Strange at first to think of "judgemental" the opposite of "curious", but it becomes clear after a moment of thought. Judgemental already knows, already sees exactly what the truth is, whereas curious is willing to be vulnerable, to consider the possibility that those ideas currently held might be worth dropping, even if they've been clasped for a long time.
Seems a lot to me that conformity of thought leads to judgemental action. Reasoning and consideration are out the window, because contradictory notions threaten not just the idea under test, but the social standing associated with the belief forged by conformity.
But this is a major issue. It's spooky being around the group-think in the Bay Area these days.
A high % of bay area techies would rather look like they're doing the right thing than actually do the right thing. And we're see the consequences of such play out.
If it were free or obviously short term beneficial to them, they would be doing it after all.
This includes LGBT issues, global warming, racism, elitism and so on.
IME, the corollary of this is even more important: They'll have solutions ready-at-hand.
Going against social conformity can be dangerous. You should not do it unless you have fully thought out the consequences [to yourself and others] and weighed them.
Nirvana had a 4th band member (Jason Everman) who quit because according to Dave Grohl, he thought 'the punk scene was too conformist!' - i.e. you had to dress a certain way, act a certain way, hold specific beliefs or else you were 'uncool'.
In other words: Punk Wasn't Punk! It could be argued it was a counter-cultural/mainstream movement, but a very specific and narrow one at that.
And so he joined the Army and became special forces.
I am so very tired of people using the adjective "modern" as an abbreviation for "if you're not doing it this way you are stupid and obsolete".

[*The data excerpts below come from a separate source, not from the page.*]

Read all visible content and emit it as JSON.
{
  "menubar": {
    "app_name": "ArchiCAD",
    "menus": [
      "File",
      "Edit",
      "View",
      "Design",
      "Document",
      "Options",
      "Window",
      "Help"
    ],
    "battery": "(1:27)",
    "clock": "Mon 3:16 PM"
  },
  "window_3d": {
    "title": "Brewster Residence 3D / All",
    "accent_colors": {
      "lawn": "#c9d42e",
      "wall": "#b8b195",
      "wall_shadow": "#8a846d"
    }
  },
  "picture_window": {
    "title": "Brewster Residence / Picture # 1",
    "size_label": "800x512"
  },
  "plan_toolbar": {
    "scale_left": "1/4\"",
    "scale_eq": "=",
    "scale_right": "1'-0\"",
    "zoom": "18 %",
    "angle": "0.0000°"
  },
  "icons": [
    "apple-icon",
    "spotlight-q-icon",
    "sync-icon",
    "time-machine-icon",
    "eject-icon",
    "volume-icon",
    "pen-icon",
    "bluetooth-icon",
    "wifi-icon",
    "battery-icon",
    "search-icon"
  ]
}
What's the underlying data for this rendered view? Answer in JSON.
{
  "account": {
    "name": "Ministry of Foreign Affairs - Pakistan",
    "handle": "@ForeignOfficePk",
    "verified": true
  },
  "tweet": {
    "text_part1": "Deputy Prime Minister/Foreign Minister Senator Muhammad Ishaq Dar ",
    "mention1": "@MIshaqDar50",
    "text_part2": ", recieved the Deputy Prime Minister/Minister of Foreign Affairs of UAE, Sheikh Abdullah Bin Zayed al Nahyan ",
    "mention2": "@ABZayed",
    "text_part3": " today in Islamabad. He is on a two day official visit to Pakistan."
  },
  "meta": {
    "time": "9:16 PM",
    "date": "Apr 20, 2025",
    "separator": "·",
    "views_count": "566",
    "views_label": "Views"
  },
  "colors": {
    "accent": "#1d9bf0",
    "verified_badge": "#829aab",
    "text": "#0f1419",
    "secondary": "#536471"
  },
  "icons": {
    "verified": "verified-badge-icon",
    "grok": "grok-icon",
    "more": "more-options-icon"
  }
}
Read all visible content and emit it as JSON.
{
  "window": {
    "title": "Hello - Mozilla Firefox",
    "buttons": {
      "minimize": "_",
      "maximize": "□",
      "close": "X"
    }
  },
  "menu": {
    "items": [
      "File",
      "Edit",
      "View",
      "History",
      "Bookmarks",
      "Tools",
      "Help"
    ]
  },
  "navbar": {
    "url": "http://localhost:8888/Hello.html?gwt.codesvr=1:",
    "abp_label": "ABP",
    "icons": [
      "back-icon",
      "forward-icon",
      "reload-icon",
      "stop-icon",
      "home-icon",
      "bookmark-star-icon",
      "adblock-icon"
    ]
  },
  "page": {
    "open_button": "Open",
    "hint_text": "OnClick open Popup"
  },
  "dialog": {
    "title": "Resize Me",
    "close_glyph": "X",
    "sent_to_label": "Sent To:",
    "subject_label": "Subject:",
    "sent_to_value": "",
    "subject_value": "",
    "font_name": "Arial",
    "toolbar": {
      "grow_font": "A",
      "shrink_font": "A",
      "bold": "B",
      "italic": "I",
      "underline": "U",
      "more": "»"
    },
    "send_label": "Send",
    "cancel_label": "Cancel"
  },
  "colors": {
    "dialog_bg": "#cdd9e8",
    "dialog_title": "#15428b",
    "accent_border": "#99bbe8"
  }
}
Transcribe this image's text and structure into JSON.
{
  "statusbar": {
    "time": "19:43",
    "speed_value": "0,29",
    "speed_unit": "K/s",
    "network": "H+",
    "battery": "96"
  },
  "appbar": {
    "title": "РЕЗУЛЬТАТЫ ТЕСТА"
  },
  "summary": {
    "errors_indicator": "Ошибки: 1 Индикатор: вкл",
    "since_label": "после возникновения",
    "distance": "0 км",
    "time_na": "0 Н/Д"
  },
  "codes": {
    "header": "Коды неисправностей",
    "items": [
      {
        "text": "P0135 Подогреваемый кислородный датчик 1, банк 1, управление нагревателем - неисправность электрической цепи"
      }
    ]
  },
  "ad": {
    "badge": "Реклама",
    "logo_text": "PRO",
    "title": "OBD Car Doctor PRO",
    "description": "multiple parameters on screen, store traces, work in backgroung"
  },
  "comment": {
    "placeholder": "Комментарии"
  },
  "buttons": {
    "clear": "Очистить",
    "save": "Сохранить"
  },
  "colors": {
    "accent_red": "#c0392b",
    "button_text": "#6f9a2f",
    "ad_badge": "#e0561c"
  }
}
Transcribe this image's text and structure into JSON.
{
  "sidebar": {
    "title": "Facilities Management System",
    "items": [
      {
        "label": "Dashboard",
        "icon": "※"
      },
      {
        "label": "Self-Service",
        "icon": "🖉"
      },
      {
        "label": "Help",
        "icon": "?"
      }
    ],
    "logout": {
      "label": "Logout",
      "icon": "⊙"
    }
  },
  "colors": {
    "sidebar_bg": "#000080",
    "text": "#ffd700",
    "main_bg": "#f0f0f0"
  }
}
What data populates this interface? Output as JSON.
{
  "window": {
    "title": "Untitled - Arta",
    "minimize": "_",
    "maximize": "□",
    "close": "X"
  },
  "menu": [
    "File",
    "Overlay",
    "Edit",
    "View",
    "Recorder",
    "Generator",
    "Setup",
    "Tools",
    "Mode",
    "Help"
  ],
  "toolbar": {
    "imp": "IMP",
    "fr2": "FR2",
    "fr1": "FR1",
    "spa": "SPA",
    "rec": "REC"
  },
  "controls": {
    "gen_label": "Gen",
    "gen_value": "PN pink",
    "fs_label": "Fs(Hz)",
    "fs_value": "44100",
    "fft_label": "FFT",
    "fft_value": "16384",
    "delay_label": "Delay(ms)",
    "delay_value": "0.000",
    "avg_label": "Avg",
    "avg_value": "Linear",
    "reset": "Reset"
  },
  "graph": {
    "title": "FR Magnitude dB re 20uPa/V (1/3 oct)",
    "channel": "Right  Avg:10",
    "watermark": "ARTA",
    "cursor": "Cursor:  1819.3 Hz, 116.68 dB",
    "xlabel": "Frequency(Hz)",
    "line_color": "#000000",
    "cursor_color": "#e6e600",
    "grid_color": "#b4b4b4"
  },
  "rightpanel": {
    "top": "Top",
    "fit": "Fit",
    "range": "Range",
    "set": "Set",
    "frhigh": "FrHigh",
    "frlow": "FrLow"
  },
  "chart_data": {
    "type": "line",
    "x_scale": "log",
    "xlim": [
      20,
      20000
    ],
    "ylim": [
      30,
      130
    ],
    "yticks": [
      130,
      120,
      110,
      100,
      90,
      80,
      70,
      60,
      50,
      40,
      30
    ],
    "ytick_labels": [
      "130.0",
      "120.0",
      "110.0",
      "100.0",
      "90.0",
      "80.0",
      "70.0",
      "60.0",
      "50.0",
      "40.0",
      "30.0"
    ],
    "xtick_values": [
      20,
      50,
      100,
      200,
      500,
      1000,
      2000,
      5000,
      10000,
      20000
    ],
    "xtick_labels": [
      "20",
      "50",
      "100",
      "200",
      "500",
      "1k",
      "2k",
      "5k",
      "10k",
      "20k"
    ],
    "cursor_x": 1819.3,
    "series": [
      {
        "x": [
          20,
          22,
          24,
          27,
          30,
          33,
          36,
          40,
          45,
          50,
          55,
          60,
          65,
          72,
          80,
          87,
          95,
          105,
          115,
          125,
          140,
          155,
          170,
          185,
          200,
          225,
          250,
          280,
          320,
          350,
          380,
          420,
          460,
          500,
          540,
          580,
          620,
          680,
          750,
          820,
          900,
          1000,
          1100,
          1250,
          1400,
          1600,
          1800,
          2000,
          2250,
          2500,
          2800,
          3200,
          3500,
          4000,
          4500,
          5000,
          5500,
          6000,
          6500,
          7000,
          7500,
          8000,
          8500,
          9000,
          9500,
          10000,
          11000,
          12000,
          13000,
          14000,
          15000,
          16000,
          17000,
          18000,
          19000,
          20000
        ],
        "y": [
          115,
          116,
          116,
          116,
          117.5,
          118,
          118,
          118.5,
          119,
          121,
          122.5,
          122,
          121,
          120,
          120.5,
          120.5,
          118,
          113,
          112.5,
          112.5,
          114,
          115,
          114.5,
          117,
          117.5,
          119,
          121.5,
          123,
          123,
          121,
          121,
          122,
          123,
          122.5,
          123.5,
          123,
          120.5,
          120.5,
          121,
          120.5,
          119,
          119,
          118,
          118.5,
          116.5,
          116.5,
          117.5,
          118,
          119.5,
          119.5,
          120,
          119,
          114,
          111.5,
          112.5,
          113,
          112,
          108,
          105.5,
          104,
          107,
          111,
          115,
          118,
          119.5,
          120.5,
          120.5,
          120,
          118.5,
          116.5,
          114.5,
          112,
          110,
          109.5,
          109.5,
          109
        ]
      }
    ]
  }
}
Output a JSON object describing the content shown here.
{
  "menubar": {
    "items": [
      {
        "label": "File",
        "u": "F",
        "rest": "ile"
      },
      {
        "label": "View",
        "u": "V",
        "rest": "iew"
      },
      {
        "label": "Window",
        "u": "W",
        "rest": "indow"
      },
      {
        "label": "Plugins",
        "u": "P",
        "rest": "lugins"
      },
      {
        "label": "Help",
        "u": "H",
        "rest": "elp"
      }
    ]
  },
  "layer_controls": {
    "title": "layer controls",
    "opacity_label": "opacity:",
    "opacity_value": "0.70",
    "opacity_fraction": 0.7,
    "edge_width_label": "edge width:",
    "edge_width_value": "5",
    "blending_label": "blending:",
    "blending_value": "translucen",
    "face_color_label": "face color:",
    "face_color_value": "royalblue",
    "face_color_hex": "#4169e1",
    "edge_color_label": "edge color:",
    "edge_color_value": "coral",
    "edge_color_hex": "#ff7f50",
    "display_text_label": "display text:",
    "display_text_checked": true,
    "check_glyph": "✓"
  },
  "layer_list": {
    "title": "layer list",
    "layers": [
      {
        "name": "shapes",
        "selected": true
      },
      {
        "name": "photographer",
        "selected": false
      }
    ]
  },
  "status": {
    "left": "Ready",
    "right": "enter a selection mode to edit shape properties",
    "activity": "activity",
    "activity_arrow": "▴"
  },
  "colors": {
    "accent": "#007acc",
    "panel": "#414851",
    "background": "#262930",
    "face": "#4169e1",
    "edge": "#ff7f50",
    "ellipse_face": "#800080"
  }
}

This attitude is what brought us gems like WebUSB, PulseAudio, and xdg-open.
And in general most rationalizations people make come after the fact. Including things like software architecture. Everyone is using React so I have to use React. But wait, now all the cool people are using Svelte, so that must be th way.
But the hardest part is that those social considerations as I said are not conscious. They go on in the background pushing the rationalizations without people even knowing.
But the worst part is when this stuff gets official with things like 'best practices'. Which are usually just rationalizations for doing what most people are already doing.
If the leader of the group makes a decision, it is your responsibility to conform whether you agreed with it or not.
And if YOU are a leader, social cohesion is important. “A leader without followers is merely taking a walk.”
Yes, facts are important. But they’re not enough on their own.
Even if you're correct in your non-conforming views, and society is wrong, like so many scientists in history, you will be rejected.
Society much prefers conformity over accuracy.